If you’re on the fence, here’s my best argument for EVs: because of the torque, they make city driving way more fun than in a regular car. You can mash the pedal at every red light and race to the next one—no gasoline used, no emissions, and hardly any sound unless you manage to chirp the tires, which would be awesome.

Who Gets the Biggest Bang for This Buck?

According to 2010 US Census data, more than 80 percent of Americans live in urban areas. And it takes nearly two-thirds of us less than half an hour to get to work. That puts a lot of people in the sweet spot for electric car ownership, whether they know it or not. For a lot of families, one EV and one gasoline vehicle make sense. One parent commutes in the EV and one in the “regular” car. In many cases, the gasoline-powered car is an SUV or minivan, something the whole family can pile into for weekend camping trips or visits to Grandma’s for the holidays. The EV helps offset the emissions and fuel cost of the bigger vehicle.

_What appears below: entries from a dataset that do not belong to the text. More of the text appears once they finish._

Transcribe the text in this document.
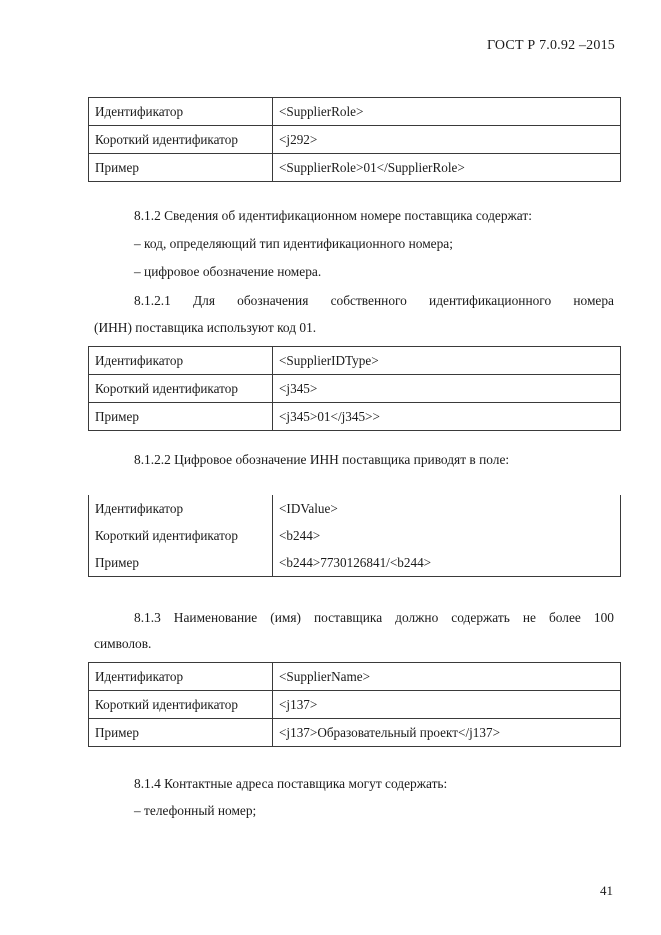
ГОСТ Р 7.0.92 –2015
Идентификатор	<SupplierRole>
Короткий идентификатор	<j292>
Пример	<SupplierRole>01</SupplierRole>
8.1.2 Сведения об идентификационном номере поставщика содержат:
– код, определяющий тип идентификационного номера;
– цифровое обозначение номера.
8.1.2.1 Для обозначения собственного идентификационного номера
(ИНН) поставщика используют код 01.
Идентификатор	<SupplierIDType>
Короткий идентификатор	<j345>
Пример	<j345>01</j345>>
8.1.2.2 Цифровое обозначение ИНН поставщика приводят в поле:
Идентификатор	<IDValue>
Короткий идентификатор	<b244>
Пример	<b244>7730126841/<b244>
8.1.3 Наименование (имя) поставщика должно содержать не более 100
символов.
Идентификатор	<SupplierName>
Короткий идентификатор	<j137>
Пример	<j137>Образовательный проект</j137>
8.1.4 Контактные адреса поставщика могут содержать:
– телефонный номер;
41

Like your phone, the batteries do have to be charged, and for now that’s best done overnight at a 220-volt in-home charger. If you’re lucky, your employer or parking garage will have designated charging spaces for a midday top-off. Often dealerships and the local utility will have some kind of partnership or financing deal for installing the charger properly and up to code, which is worth the expense if it’s going to power the car you use to commute to work every day.

Some cars are able to use DC Fast Charging, which gets a battery to an 80 percent charge in less than half an hour. This has the potential to reshape how Americans do long-distance drives. You could go for, say, 200 miles or so, then stop at a highway oasis with fast-charging stations and amenities. Stretch your legs, check your email, get a coffee, use the bathroom, let the dog out. Then back in the car for the next 200 miles. Rather than being a hassle, that sounds pleasant.

Is It Really Green?

As much as almost anything manufactured in this world, yes, electric vehicles are green. Car makers know that the early adopters for this technology are ecologically conscious, so they make the effort to go a bit further with things like soy-based seat foam, recycled upholstery material, and other greener choices. Plus there’s that whole thing about not drilling for oil, and not shipping that oil around the world, and not burning it on the daily and sending particulates into the air. You know, that part.

There are two big hurdles to perfect greendom: the power source and the batteries. Where your power comes from will make a difference in how green your EV is. If you’re powering the charger with a solar array on the garage roof, you may hug as many trees as you like. Maybe someone will let you foster endangered tiger kittens for your troubles. But if your utility company draws its power from coal plants, you’re not doing the planet many favors.

Speaking of raping the earth for our insatiable energy needs, those lithium ion batteries aren’t made of magic and rainbows. They’re made of metals—lithium is right in the name—that are mined. Once you’re done with them, they need to be recycled, though there aren’t that many recycling facilities right now. Tesla will take back its batteries and recycle them itself, but most communities are struggling to get anything beyond glass recycled at the curb. Shipping the batteries off to be recycled is expensive and wasteful.

The benefits of electric vehicles so outweigh the political, environmental, and public health problems of gasoline and diesel, though, that Volvo announced it would only build electrified vehicles from 2019 forward. As of 2017, the entire countries of France and the United Kingdom will no longer sell gasoline or diesel vehicles as of 2040.